Leider können wir nicht direkt nach dem Kauf loslegen und ihn benutzen. Es ist etwas Aufbauarbeit von Nöten, aber zum Glück geht es ganz einfach und nimmt nur wenig Zeit in Anspruch.


Wir brauchen einen wachen Hund, einen Clicker, zahlreiche kleine weiche Leckerchen, die wir für uns gut erreichbar etwas erhöht außerhalb der Reichweite des Hundes ablegen. Alternativ funktioniert natürlich auch ein Futterbeutel. Die Umgebung sollte möglichst ablenkungsarm sein. Wir können dabei stehen oder entspannt sitzen - was uns am besten gefällt. Wir nehmen etwas Futter in eine Hand und halten diese hinter den Rücken. In der anderen halten wir den Clicker. Nun rufen wir unseren Hund zu uns. Ob er steht, liegt oder sitzt spielt keine Rolle. Wir sprechen den Hund notfalls einmal kurz an damit er aufmerksam ist. Nun betätigen wir den Clicker und geben ihm direkt ein Futterstück. Das Leckerchen ist gerade runtergeschluckt ertönt bereits der nächste Klick dem ein Futterstück folgt. So mache ich weiter bis ich ein bis zwei Handvoll verfüttert habe.

Das ganze am besten 3x täglich 3 Tage lang. Am 4. Tag warte ich eine Situation ab in der der Hund irgendwo gelangweilt herumliegt und drücke dann auf den Clicker. Geht nun der Kopf hoch nach dem Motto: "hey wo bleibt mein Leckerchen" hat der Hund die Verknüpfung Klick = Futter hergestellt und wir können ihn für die Ausbildung verwenden.


Zeitverzögerung einbauen

Im Alltag werden wir beim training nicht so schnell sein, dass wir immer direkt das Leckerchen parat haben. Es wird einen kurzen Moment dauern bis wir es aus der Tasche geholt haben und dem Hund übergeben.
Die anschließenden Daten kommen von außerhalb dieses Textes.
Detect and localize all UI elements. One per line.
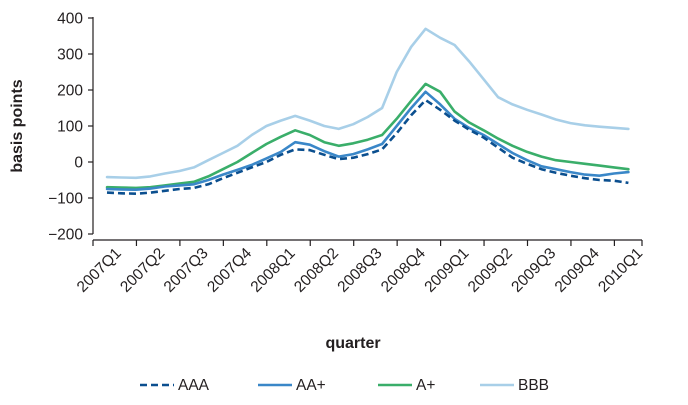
legend: AAA AA+ A+ BBB	[140, 377, 549, 394]
y-axis-title: basis points	[9, 79, 26, 172]
legend-label: A+	[416, 377, 435, 394]
y-tick-label: −200	[48, 227, 83, 244]
series-line-aaa	[106, 98, 629, 195]
y-axis: −200 −100 0 100 200 300 400	[48, 11, 94, 244]
x-axis-title: quarter	[325, 335, 380, 352]
y-tick-label: 0	[74, 155, 83, 172]
x-tick-label: 2008Q2	[291, 245, 342, 296]
x-tick-label: 2008Q3	[334, 245, 385, 296]
legend-label: AAA	[178, 377, 210, 394]
x-tick-label: 2008Q1	[248, 245, 299, 296]
legend-label: BBB	[518, 377, 549, 394]
x-tick-label: 2009Q3	[508, 245, 559, 296]
x-axis: 2007Q12007Q22007Q32007Q42008Q12008Q22008…	[74, 239, 646, 296]
y-tick-label: −100	[48, 191, 83, 208]
x-tick-label: 2009Q1	[421, 245, 472, 296]
y-tick-label: 300	[57, 47, 83, 64]
x-tick-label: 2007Q2	[117, 245, 168, 296]
y-tick-label: 400	[57, 11, 83, 28]
x-tick-label: 2009Q4	[552, 245, 603, 296]
x-tick-label: 2007Q1	[74, 245, 125, 296]
legend-label: AA+	[296, 377, 326, 394]
series-lines	[105, 27, 630, 195]
x-tick-label: 2007Q4	[204, 245, 255, 296]
y-tick-label: 200	[57, 83, 83, 100]
x-tick-label: 2009Q2	[465, 245, 516, 296]
series-line-a-plus	[105, 82, 630, 190]
series-line-bbb	[105, 27, 630, 180]
series-line-aa-plus	[105, 90, 630, 191]
x-tick-label: 2007Q3	[161, 245, 212, 296]
y-tick-label: 100	[57, 119, 83, 136]
x-tick-label: 2008Q4	[378, 245, 429, 296]
x-tick-label: 2010Q1	[595, 245, 646, 296]
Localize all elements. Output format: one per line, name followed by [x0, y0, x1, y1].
Um dem Hund zu zeigen das dennoch ein Leckerchen kommt empfehle ich noch eine weitere Übung.

Der Aufbau ist wie vorab, nur anstatt das Futter in die Hand zu nehmen befindet es sich in einem Futterbeutel, den wir an unsere Hose geklickt haben. In der einen Hand befindet sich der Clicker, die andere ist jedoch leer. Nach dem Klick müssen wir nun erst in den Futterbeutel greifen um an das Leckerchen zu gelangen. Der Hund lernt auf die Belohnung zu warten. Nach ein paar Wiederholungen sollte dies kein Problem mehr sein.


Jetzt kann es endgültig losgehen. Ich wünsche viel Spaß beim erarbeiten neuer Verhaltensmuster mit Hilfe des kleinen Zusatztools.